Я посмотрел на солнечные часы. До тех пор, пока Росция начнет проявлять признаки нетерпения, оставалось меньше получаса. Я попрощался с Руфом и Цицероном и положил руку на плечо Тирона. Оставшись наедине с Руфом, Цицерон немедленно приступил к декламации, потчуя его излюбленными отрывками из своей речи:
— Ибо какой безумец, какой негодяй добровольно навлечет на себя такое проклятие — проклятие не только рода человеческого, но и небес? Вы знаете, добрые римляне, что я говорю правду… — Я оглянулся и увидел, что за каждым его словом и каждым жестом Руф следит восхищенным, обожающим взглядом.
Я внезапно понял, что на прощание Цицерон не сказал Тирону ни слова, ограничившись холодным кивком, когда тот повернулся уходить.

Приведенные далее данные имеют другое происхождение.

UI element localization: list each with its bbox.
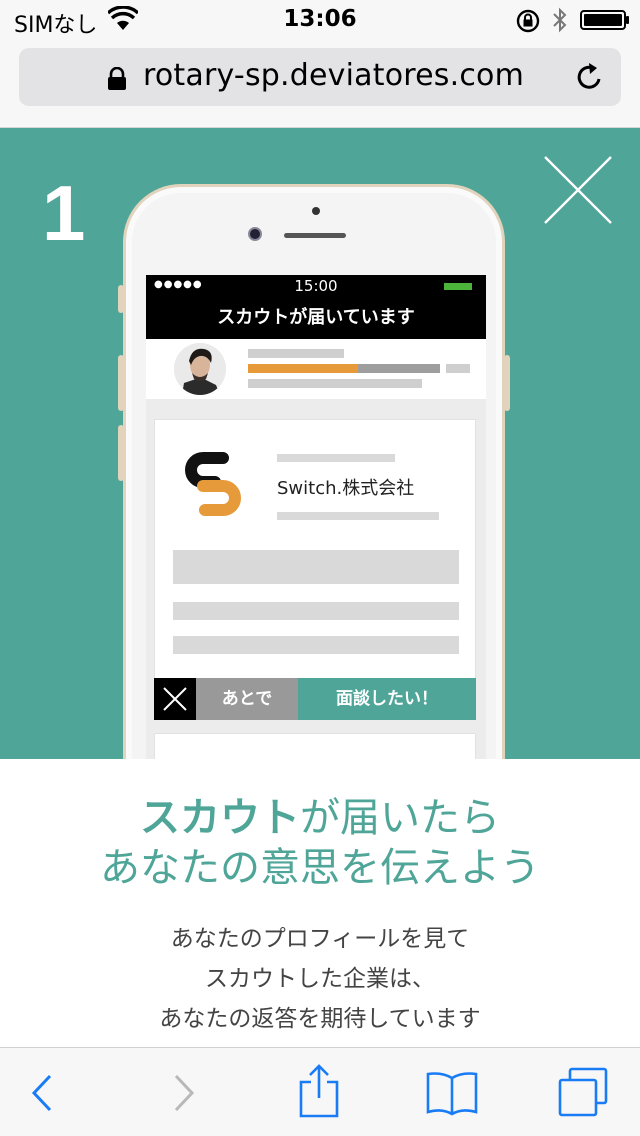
- mock-profile-row: [146, 339, 486, 399]
- placeholder-bar: [277, 454, 395, 462]
- progress-bar-track: [358, 364, 440, 373]
- description-line-1: あなたのプロフィールを見て: [170, 926, 470, 952]
- meet-button[interactable]: 面談したい！: [298, 678, 476, 720]
- headline-line-2: あなたの意思を伝えよう: [100, 845, 540, 891]
- description: あなたのプロフィールを見て スカウトした企業は、 あなたの返答を期待しています: [0, 919, 640, 1039]
- url-text[interactable]: rotary-sp.deviatores.com: [143, 58, 524, 93]
- phone-camera: [248, 227, 262, 241]
- step-number: 1: [42, 169, 86, 257]
- decline-button[interactable]: [154, 678, 196, 720]
- next-scout-card: [154, 733, 476, 759]
- mock-battery-icon: [444, 283, 472, 290]
- phone-mute-switch: [118, 285, 124, 313]
- address-bar[interactable]: rotary-sp.deviatores.com: [19, 48, 621, 106]
- battery-icon: [580, 10, 629, 30]
- share-icon[interactable]: [294, 1062, 344, 1118]
- phone-power-button: [504, 355, 510, 411]
- forward-icon[interactable]: [158, 1070, 208, 1116]
- later-button[interactable]: あとで: [196, 678, 298, 720]
- placeholder-bar: [446, 364, 470, 373]
- mock-action-row: あとで 面談したい！: [154, 678, 476, 720]
- bluetooth-icon: [553, 7, 567, 33]
- lock-icon: [108, 67, 126, 90]
- rotation-lock-icon: [516, 9, 540, 33]
- mock-title: スカウトが届いています: [146, 299, 486, 339]
- phone-volume-up: [118, 355, 124, 411]
- status-time: 13:06: [283, 6, 357, 32]
- reload-icon[interactable]: [575, 62, 605, 92]
- headline: スカウトが届いたら あなたの意思を伝えよう: [0, 793, 640, 893]
- browser-toolbar: [0, 1047, 640, 1136]
- placeholder-bar: [248, 349, 344, 358]
- company-logo-icon: [185, 452, 241, 516]
- mock-status-time: 15:00: [294, 277, 338, 295]
- close-icon: [163, 687, 187, 711]
- person-photo-icon: [174, 343, 226, 395]
- phone-volume-down: [118, 425, 124, 481]
- back-icon[interactable]: [20, 1070, 70, 1116]
- close-icon[interactable]: [543, 155, 613, 225]
- phone-speaker: [284, 233, 346, 238]
- headline-rest: が届いたら: [300, 795, 500, 841]
- hero-section: 1 ●●●●● 15:00 スカウトが届いています Switch.株式会社 あと…: [0, 128, 640, 759]
- placeholder-block: [173, 602, 459, 620]
- placeholder-bar: [277, 512, 439, 520]
- company-name: Switch.株式会社: [277, 478, 415, 499]
- headline-line-1: スカウトが届いたら: [0, 793, 640, 843]
- bookmarks-icon[interactable]: [424, 1070, 480, 1116]
- status-bar: SIMなし 13:06: [0, 0, 640, 40]
- description-line-3: あなたの返答を期待しています: [159, 1006, 481, 1032]
- placeholder-block: [173, 636, 459, 654]
- description-line-2: スカウトした企業は、: [205, 966, 435, 992]
- tabs-icon[interactable]: [556, 1066, 610, 1118]
- browser-address-area: rotary-sp.deviatores.com: [0, 40, 640, 128]
- placeholder-bar: [248, 379, 422, 388]
- headline-emphasis: スカウト: [140, 795, 300, 841]
- progress-bar-fill: [248, 364, 358, 373]
- placeholder-block: [173, 550, 459, 584]
- avatar: [174, 343, 226, 395]
- phone-sensor: [312, 207, 320, 215]
- content-section: スカウトが届いたら あなたの意思を伝えよう あなたのプロフィールを見て スカウト…: [0, 759, 640, 1047]
- scout-card: Switch.株式会社: [154, 419, 476, 719]
- phone-screen: ●●●●● 15:00 スカウトが届いています Switch.株式会社 あとで …: [146, 275, 486, 759]
- phone-mockup: ●●●●● 15:00 スカウトが届いています Switch.株式会社 あとで …: [118, 184, 510, 759]
- mock-status-bar: ●●●●● 15:00: [146, 275, 486, 299]
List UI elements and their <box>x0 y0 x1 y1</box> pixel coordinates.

Я так и не узнал, что еще говорил Цицерон Тирону по поводу его поведения, и ни Тирон, ни его хозяин не рассказывали мне, последовало ли за словами форменное наказание; больше никогда — по крайней мере в моем присутствии — Цицерон ни разу не обмолвился об этой истории.
За все время, пока мы шли через Форум и взбирались на Палатин, Тирон не произнес ни слова. По мере того как мы приближались к месту свидания, он делался все возбужденнее, а его непроницаемое лицо напоминало актерскую маску. Когда мы подошли к небольшому парку, он тронул меня за рукав и остановился.

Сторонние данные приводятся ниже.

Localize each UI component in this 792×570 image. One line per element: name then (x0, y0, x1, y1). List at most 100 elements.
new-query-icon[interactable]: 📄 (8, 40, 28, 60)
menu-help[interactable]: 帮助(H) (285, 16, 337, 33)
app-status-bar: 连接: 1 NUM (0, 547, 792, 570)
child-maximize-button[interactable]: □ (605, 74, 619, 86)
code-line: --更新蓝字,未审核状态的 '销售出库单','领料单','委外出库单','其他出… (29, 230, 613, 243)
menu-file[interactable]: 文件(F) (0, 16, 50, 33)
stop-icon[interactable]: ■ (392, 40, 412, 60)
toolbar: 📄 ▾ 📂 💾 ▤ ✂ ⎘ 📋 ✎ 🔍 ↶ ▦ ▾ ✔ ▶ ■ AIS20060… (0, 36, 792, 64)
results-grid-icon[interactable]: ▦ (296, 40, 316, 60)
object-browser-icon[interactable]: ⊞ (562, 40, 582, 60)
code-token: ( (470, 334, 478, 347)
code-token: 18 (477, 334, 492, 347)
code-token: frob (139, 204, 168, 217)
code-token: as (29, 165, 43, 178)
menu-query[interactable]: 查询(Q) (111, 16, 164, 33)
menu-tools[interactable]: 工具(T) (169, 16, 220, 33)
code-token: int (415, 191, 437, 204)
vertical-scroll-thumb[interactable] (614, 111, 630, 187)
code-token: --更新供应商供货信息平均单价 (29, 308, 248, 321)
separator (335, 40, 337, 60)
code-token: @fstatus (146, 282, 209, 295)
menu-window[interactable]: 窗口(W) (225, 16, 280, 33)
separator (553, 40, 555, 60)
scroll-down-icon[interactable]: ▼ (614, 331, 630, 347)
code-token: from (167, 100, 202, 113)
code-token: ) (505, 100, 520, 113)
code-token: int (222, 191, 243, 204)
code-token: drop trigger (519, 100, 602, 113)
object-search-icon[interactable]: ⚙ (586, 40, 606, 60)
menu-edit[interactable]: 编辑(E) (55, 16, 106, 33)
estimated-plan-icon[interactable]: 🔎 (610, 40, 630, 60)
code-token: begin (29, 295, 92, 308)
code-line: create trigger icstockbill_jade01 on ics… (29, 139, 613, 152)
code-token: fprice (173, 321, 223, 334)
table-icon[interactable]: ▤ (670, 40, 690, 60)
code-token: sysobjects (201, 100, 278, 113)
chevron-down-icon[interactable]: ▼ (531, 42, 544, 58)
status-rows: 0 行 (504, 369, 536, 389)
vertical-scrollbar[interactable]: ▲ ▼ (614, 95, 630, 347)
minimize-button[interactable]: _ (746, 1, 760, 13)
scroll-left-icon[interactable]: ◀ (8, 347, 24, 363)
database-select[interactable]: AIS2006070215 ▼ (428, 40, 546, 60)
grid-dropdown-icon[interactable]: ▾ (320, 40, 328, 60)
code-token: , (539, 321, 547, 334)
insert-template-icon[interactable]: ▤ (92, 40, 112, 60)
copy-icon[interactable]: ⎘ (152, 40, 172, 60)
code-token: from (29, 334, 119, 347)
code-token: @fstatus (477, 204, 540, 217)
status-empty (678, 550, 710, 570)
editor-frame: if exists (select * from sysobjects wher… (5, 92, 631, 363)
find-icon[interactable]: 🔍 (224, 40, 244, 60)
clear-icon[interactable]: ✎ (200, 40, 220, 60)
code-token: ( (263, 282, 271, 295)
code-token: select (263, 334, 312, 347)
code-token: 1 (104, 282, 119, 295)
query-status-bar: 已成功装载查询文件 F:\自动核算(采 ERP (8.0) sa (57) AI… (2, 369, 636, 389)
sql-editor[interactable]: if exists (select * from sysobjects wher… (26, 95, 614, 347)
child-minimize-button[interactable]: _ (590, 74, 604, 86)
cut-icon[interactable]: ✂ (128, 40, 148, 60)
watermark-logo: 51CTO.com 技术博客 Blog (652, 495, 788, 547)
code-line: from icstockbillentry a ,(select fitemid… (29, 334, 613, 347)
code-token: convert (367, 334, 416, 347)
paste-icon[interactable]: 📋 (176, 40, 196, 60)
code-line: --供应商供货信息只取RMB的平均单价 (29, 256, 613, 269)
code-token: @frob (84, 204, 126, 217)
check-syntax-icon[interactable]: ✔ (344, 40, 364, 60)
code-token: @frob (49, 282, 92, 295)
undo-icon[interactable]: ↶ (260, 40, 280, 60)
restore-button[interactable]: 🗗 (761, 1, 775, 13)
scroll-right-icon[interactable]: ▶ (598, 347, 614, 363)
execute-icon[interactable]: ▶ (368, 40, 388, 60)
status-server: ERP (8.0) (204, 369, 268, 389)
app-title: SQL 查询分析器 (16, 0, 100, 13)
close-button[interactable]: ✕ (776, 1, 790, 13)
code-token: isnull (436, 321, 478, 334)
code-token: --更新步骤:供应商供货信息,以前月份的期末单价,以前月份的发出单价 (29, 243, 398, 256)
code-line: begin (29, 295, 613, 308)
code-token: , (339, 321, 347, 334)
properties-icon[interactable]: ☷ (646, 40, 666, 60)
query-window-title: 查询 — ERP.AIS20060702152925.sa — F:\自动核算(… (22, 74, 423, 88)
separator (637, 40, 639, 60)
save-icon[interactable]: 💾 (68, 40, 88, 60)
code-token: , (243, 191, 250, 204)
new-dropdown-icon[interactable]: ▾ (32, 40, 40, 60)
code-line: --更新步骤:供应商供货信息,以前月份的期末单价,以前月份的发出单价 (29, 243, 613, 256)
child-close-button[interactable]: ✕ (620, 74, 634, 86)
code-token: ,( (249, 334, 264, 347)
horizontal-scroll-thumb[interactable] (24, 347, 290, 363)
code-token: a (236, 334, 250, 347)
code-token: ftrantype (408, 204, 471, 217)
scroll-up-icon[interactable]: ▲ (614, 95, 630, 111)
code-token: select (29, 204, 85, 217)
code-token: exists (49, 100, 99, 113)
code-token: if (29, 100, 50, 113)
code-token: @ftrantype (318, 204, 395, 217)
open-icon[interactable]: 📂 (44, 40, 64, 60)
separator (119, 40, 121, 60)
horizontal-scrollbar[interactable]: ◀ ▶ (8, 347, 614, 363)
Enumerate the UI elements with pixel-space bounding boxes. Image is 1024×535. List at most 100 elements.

— Ты разрешишь мне остаться с ней наедине, только на мгновение? Пожалуйста, — попросил он, склонив голову и потупив глаза, как поступают все просящие о чем-то рабы.
Я сделал глубокий вдох.
— Конечно да. Но только на мгновение. И ни в коем случае ее не напугай. — Я стоял в тени ивы, следя за тем, как он быстро шагнул в проход между высокими стенами соседствующих особняков и скрылся в листве за тисами и раскидистым розовым кустом.
Я так и не узнал, что сказал он ей за теми деревьями. Когда прошло достаточно времени, чтобы я мог его расспросить, я не стал этого делать, да и ему не хотелось об этом говорить. Быть может, впоследствии о подробностях свидания его расспрашивал Цицерон, но это выглядит маловероятным. Иногда даже рабу позволено иметь тайну, хотя этот мир не разрешает ему владеть ничем другим.
Я поджидал совсем недолго — меньше, чем собирался; с каждым уходящим мгновением я представлял себе девушку, убегающую через дальний конец парка, и наконец потерял терпение. Время, вполне подходящее для того, чтобы добиться от нее правды, вряд ли когда-нибудь наступит, но сейчас была лучшая возможность, на которую я только мог надеяться.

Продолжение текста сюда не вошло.